The photographs by Ash Mills in this video, some of them long-exposure (gorgeous!), are of Salisbury Cathedral’s annual “From Darkness to Light” Advent procession, in which the medieval church is gradually filled with the light of over one thousand candles.

For an album recording of Park’s “Night Prayer,” available on Spotify and other streaming platforms, see When Sleep Comes: Evening Meditations for Voices and Saxophone from Tenebrae.

These are just a few of the many musical settings of Te lucis ante terminum that have been composed over the centuries. For a list of others, see https://www.cpdl.org/wiki/index.php/Te_lucis_ante_terminum.

The music gives the words a gravitas and a beauty that I think they lack on their own. Why not choose one of these as a bedtime track to play for your little one as they fall asleep! Or for your own anxious soul. The pronouns are first-person plural, indicating that this prayer is intended to be prayed in community. Make it a family listening event. And if you feel so inclined, you might even try chanting along with the choir of Yorkminster Park Baptist Church in Toronto!


NOTES

1. Although I’ve seen “As I Lay Me Down to Sleep” spuriously attributed as “Old English,” its earliest known appearance in print is in the 1737 edition of the New England Primer, a popular reading textbook used in the American colonies, published in Boston.

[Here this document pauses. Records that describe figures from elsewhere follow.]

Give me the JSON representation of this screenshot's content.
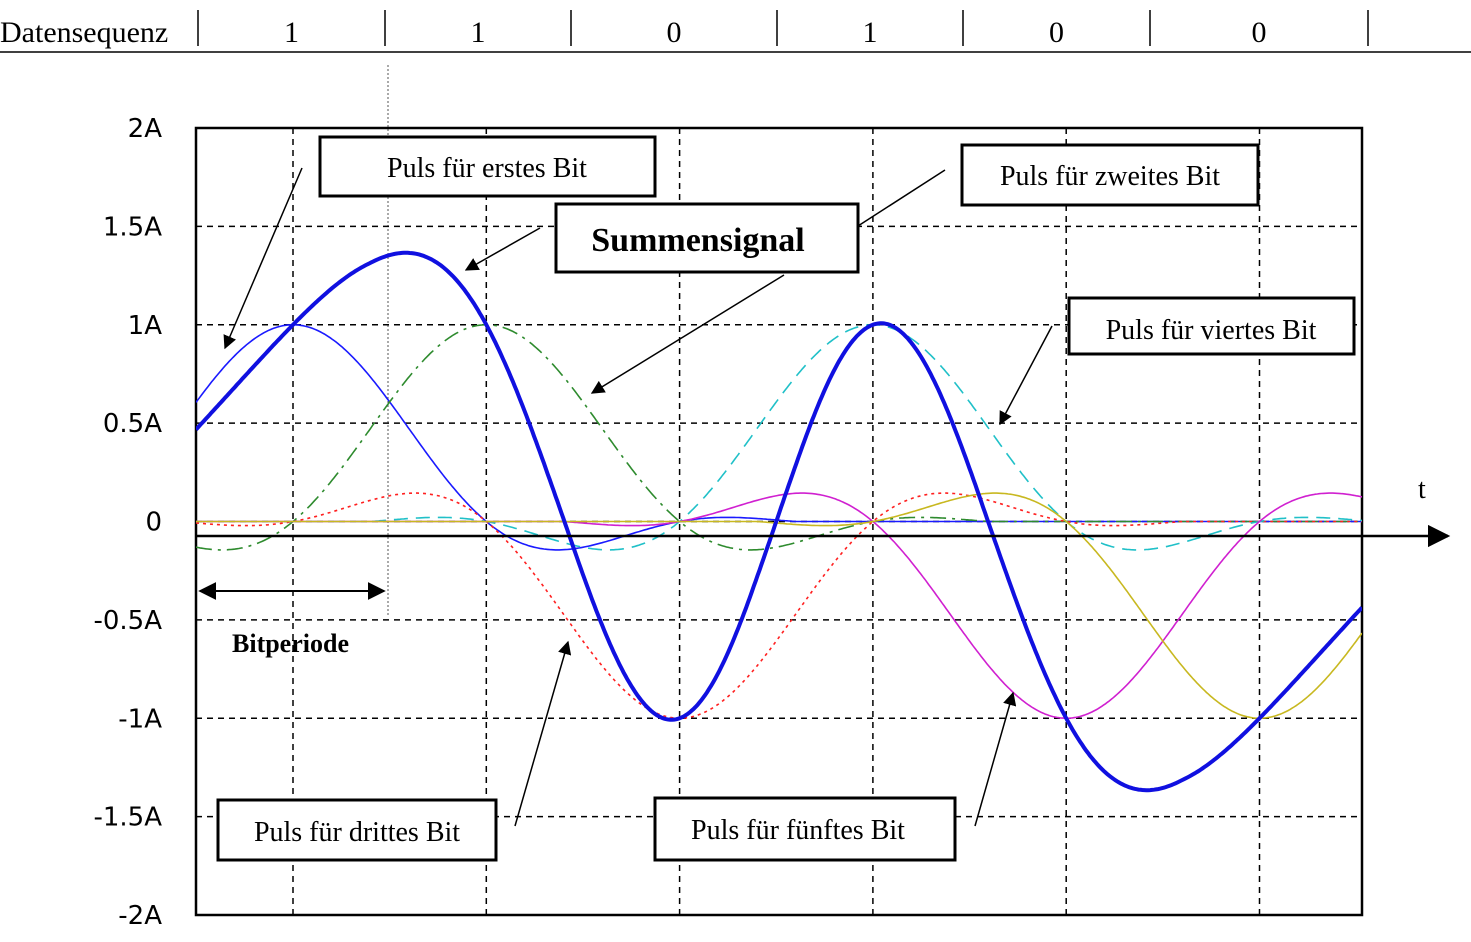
{
  "sequence": {
    "label": "Datensequenz",
    "bits": [
      "1",
      "1",
      "0",
      "1",
      "0",
      "0"
    ]
  },
  "chart_data": {
    "type": "line",
    "xlabel": "t",
    "ylabel": "",
    "ylim": [
      -2,
      2
    ],
    "y_ticks": [
      "2A",
      "1.5A",
      "1A",
      "0.5A",
      "0",
      "-0.5A",
      "-1A",
      "-1.5A",
      "-2A"
    ],
    "x_range_bitperiods": [
      -0.5,
      5.5
    ],
    "grid": true,
    "pulse_centers_bitperiods": [
      0,
      1,
      2,
      3,
      4,
      5
    ],
    "series": [
      {
        "bit": 0,
        "amplitude": 1,
        "color": "#1a1aff",
        "style": "solid"
      },
      {
        "bit": 1,
        "amplitude": 1,
        "color": "#2e8b2e",
        "style": "dashdot"
      },
      {
        "bit": 2,
        "amplitude": -1,
        "color": "#ff2020",
        "style": "dotted"
      },
      {
        "bit": 3,
        "amplitude": 1,
        "color": "#20c0c8",
        "style": "dashed"
      },
      {
        "bit": 4,
        "amplitude": -1,
        "color": "#d020d0",
        "style": "solid"
      },
      {
        "bit": 5,
        "amplitude": -1,
        "color": "#c8b820",
        "style": "solid"
      },
      {
        "name": "Summensignal",
        "color": "#1010e0",
        "style": "bold",
        "role": "sum"
      }
    ],
    "annotations": {
      "first": "Puls für erstes Bit",
      "second": "Puls für zweites Bit",
      "third": "Puls für drittes Bit",
      "fourth": "Puls für viertes Bit",
      "fifth": "Puls für fünftes Bit",
      "sum": "Summensignal",
      "bitperiod": "Bitperiode"
    }
  }
}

2. Abbot S.-G. Pimont, author of Les Hymnes du Bréviaire romaine (Paris, 1874), is the one who attributed the text of Te lucis to Ambrose of Milan (ca. 339–397), but this authorship claim was rejected by the Benedictine editors of The Catholic Encyclopedia (Robert Appleton, 1912) and by patristics scholar Luigi Biraghi and today is generally regarded as false.